E eu queria dizer que, num entendimento - porque esta é uma sessão de comum acordo com a Comissão de Relações Exteriores e a Comissão de Mudanças Climáticas -, nós estamos promovendo esta sessão. E, claro, com a Presidência da Casa, e, em nome do Senador Eunício Oliveira, queria agradecer a todos os servidores da Casa que nos ajudaram a organizar esta sessão. Ela é muito especial para nós.
Foi exatamente neste período, 25 anos atrás - hoje é dia 12 de junho, uma data muito especial -, que a Rio 92 aconteceu. E, por tudo que tem ocorrido até aqui e o que ainda haverá de ocorrer nesta agenda do clima, do meio ambiente, das nações que compõem este Planeta, nós achamos e entendemos - o Presidente da Comissão Senador Fernando Collor e eu, como Presidente da Comissão de Mudanças Climáticas - que deveríamos fazer esta sessão solene.
E, sem delongas, procuramos dividir pelo menos em duas partes. Num primeiro momento, resgatar o momento histórico da Rio 92. E, por coincidência boa que o destino nos oferece, o então Presidente da República na época Fernando Collor é hoje Senador e Presidente da Comissão de Relações Exteriores e Defesa Nacional do Senado; e ninguém melhor que ele para iniciar esta sessão, contando um pouco e falando da importância daquele tempo que vivemos no Brasil e que, a partir daquela data, mudou a agenda do Planeta.
Eu convido, para fazer uso da tribuna, S. Exª o Sr. Senador Fernando Collor de Mello, ex-Presidente da República e que foi determinante para a realização e o sucesso da Rio 92.

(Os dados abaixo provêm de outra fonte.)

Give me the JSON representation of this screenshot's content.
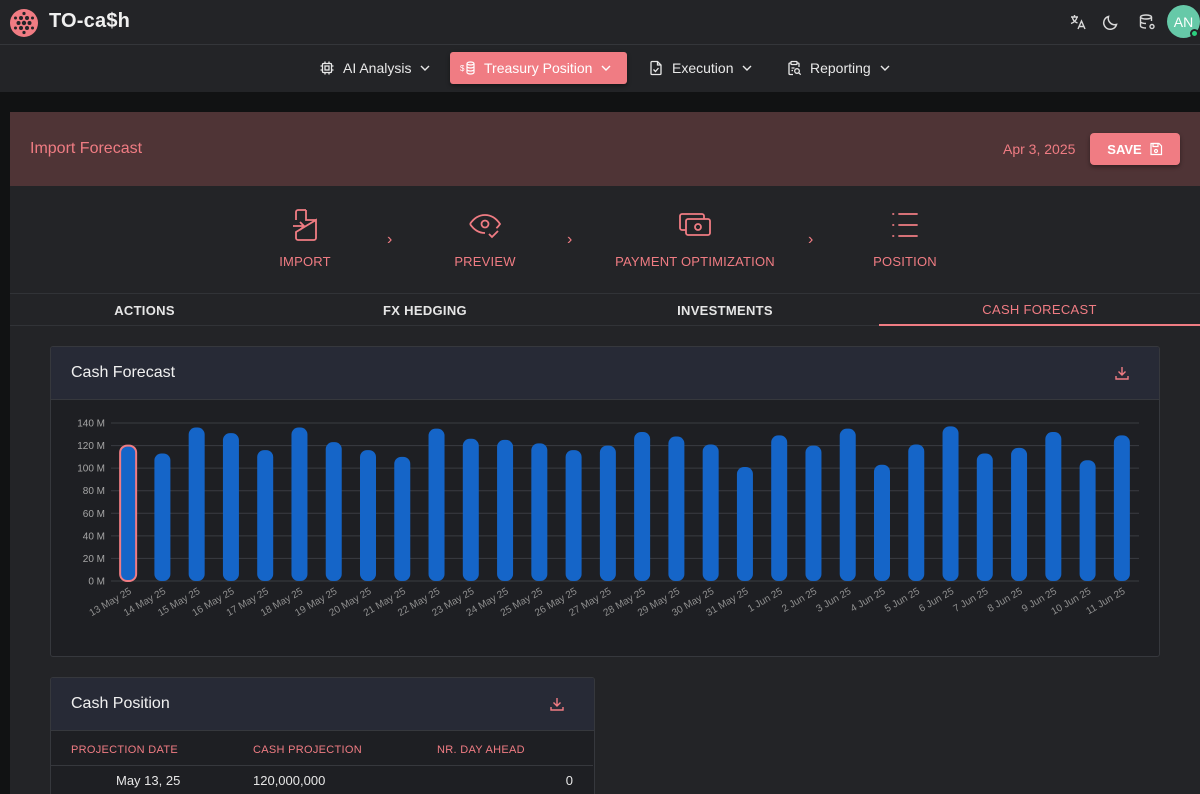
{
  "app": {
    "title": "TO-ca$h",
    "avatar_initials": "AN"
  },
  "nav": [
    {
      "label": "AI Analysis",
      "active": false
    },
    {
      "label": "Treasury Position",
      "active": true
    },
    {
      "label": "Execution",
      "active": false
    },
    {
      "label": "Reporting",
      "active": false
    }
  ],
  "panel": {
    "title": "Import Forecast",
    "date": "Apr 3, 2025",
    "save_label": "SAVE"
  },
  "steps": [
    {
      "label": "IMPORT",
      "icon": "import-file-icon"
    },
    {
      "label": "PREVIEW",
      "icon": "eye-check-icon"
    },
    {
      "label": "PAYMENT OPTIMIZATION",
      "icon": "cash-icon"
    },
    {
      "label": "POSITION",
      "icon": "list-icon"
    }
  ],
  "tabs": [
    {
      "label": "ACTIONS",
      "active": false
    },
    {
      "label": "FX HEDGING",
      "active": false
    },
    {
      "label": "INVESTMENTS",
      "active": false
    },
    {
      "label": "CASH FORECAST",
      "active": true
    }
  ],
  "forecast_card": {
    "title": "Cash Forecast"
  },
  "chart_data": {
    "type": "bar",
    "title": "Cash Forecast",
    "xlabel": "",
    "ylabel": "",
    "ylim": [
      0,
      140
    ],
    "y_ticks": [
      "0 M",
      "20 M",
      "40 M",
      "60 M",
      "80 M",
      "100 M",
      "120 M",
      "140 M"
    ],
    "categories": [
      "13 May 25",
      "14 May 25",
      "15 May 25",
      "16 May 25",
      "17 May 25",
      "18 May 25",
      "19 May 25",
      "20 May 25",
      "21 May 25",
      "22 May 25",
      "23 May 25",
      "24 May 25",
      "25 May 25",
      "26 May 25",
      "27 May 25",
      "28 May 25",
      "29 May 25",
      "30 May 25",
      "31 May 25",
      "1 Jun 25",
      "2 Jun 25",
      "3 Jun 25",
      "4 Jun 25",
      "5 Jun 25",
      "6 Jun 25",
      "7 Jun 25",
      "8 Jun 25",
      "9 Jun 25",
      "10 Jun 25",
      "11 Jun 25"
    ],
    "values": [
      120,
      113,
      136,
      131,
      116,
      136,
      123,
      116,
      110,
      135,
      126,
      125,
      122,
      116,
      120,
      132,
      128,
      121,
      101,
      129,
      120,
      135,
      103,
      121,
      137,
      113,
      118,
      132,
      107,
      129
    ],
    "highlight_index": 0,
    "colors": {
      "bar": "#1565c8",
      "highlight_fill": "#1565c8",
      "highlight_stroke": "#f07c83",
      "grid": "#3a3c42"
    }
  },
  "position_card": {
    "title": "Cash Position",
    "columns": [
      "PROJECTION DATE",
      "CASH PROJECTION",
      "NR. DAY AHEAD"
    ],
    "rows": [
      {
        "date": "May 13, 25",
        "projection": "120,000,000",
        "days_ahead": "0"
      }
    ]
  },
  "colors": {
    "accent": "#f07c83",
    "header_bg": "#232427",
    "panel_head_bg": "#4f3436"
  }
}
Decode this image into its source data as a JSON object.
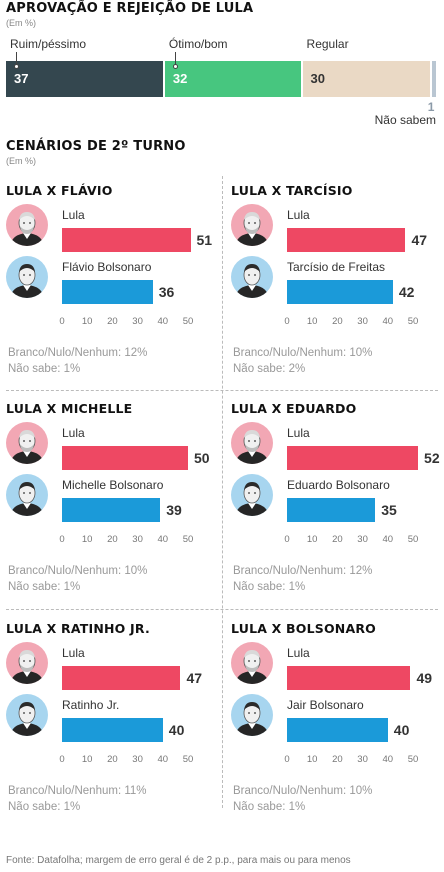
{
  "chart_data": [
    {
      "type": "bar",
      "title": "APROVAÇÃO E REJEIÇÃO DE LULA",
      "subtitle": "(Em %)",
      "categories": [
        "Ruim/péssimo",
        "Ótimo/bom",
        "Regular",
        "Não sabem"
      ],
      "values": [
        37,
        32,
        30,
        1
      ],
      "colors": [
        "#34474f",
        "#47c67f",
        "#ead9c5",
        "#b9c6d2"
      ]
    },
    {
      "type": "bar",
      "section_title": "CENÁRIOS DE 2º TURNO",
      "section_subtitle": "(Em %)",
      "scenarios": [
        {
          "title": "LULA X FLÁVIO",
          "categories": [
            "Lula",
            "Flávio Bolsonaro"
          ],
          "values": [
            51,
            36
          ],
          "notes": [
            "Branco/Nulo/Nenhum: 12%",
            "Não sabe: 1%"
          ]
        },
        {
          "title": "LULA X TARCÍSIO",
          "categories": [
            "Lula",
            "Tarcísio de Freitas"
          ],
          "values": [
            47,
            42
          ],
          "notes": [
            "Branco/Nulo/Nenhum:  10%",
            "Não sabe: 2%"
          ]
        },
        {
          "title": "LULA X MICHELLE",
          "categories": [
            "Lula",
            "Michelle Bolsonaro"
          ],
          "values": [
            50,
            39
          ],
          "notes": [
            "Branco/Nulo/Nenhum: 10%",
            "Não sabe: 1%"
          ]
        },
        {
          "title": "LULA X EDUARDO",
          "categories": [
            "Lula",
            "Eduardo Bolsonaro"
          ],
          "values": [
            52,
            35
          ],
          "notes": [
            "Branco/Nulo/Nenhum: 12%",
            "Não sabe: 1%"
          ]
        },
        {
          "title": "LULA X RATINHO JR.",
          "categories": [
            "Lula",
            "Ratinho Jr."
          ],
          "values": [
            47,
            40
          ],
          "notes": [
            "Branco/Nulo/Nenhum: 11%",
            "Não sabe: 1%"
          ]
        },
        {
          "title": "LULA X BOLSONARO",
          "categories": [
            "Lula",
            "Jair Bolsonaro"
          ],
          "values": [
            49,
            40
          ],
          "notes": [
            "Branco/Nulo/Nenhum: 10%",
            "Não sabe: 1%"
          ]
        }
      ],
      "xticks": [
        0,
        10,
        20,
        30,
        40,
        50
      ],
      "xlim": [
        0,
        50
      ],
      "colors": {
        "lula": "#ee4863",
        "opponent": "#1b9ad9"
      }
    }
  ],
  "avatars": {
    "lula": "lula-portrait-icon",
    "opponent": "candidate-portrait-icon",
    "lula_bg": "#f2a7b4",
    "opponent_bg": "#a7d5ef"
  },
  "source": "Fonte: Datafolha; margem de erro geral é de 2 p.p., para mais ou para menos"
}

V. Exª tem a palavra, Sr. Presidente.
O SR. FERNANDO COLLOR (Bloco Moderador/PTC - AL. Pronuncia o seguinte discurso. Sem revisão do orador.) - Excelentíssimo Sr. Presidente desta sessão de lembrança da passagem da Conferência Rio 92, realizada há 25 anos, em nosso País, Senador Jorge Viana; excelentíssimos senhores que compõem a Mesa Diretora dos trabalhos; minhas senhoras e meus senhores, há 25 anos, em 3 de junho de 1992, o Brasil inaugurava a maior conferência internacional de todo o século XX. Recebíamos chefes de Estado e de governo de 179 países, representantes de todos os grandes organismos internacionais, de todas as organizações não governamentais que tratavam da sustentabilidade do nosso Planeta.
Naquela primeira quinzena de junho, as atenções da humanidade estiveram voltadas para as questões essenciais da vida, do desenvolvimento e da justiça na Terra. E o Rio de Janeiro foi o cenário dessa nova consciência, dessa nova vontade, dessa nova esperança.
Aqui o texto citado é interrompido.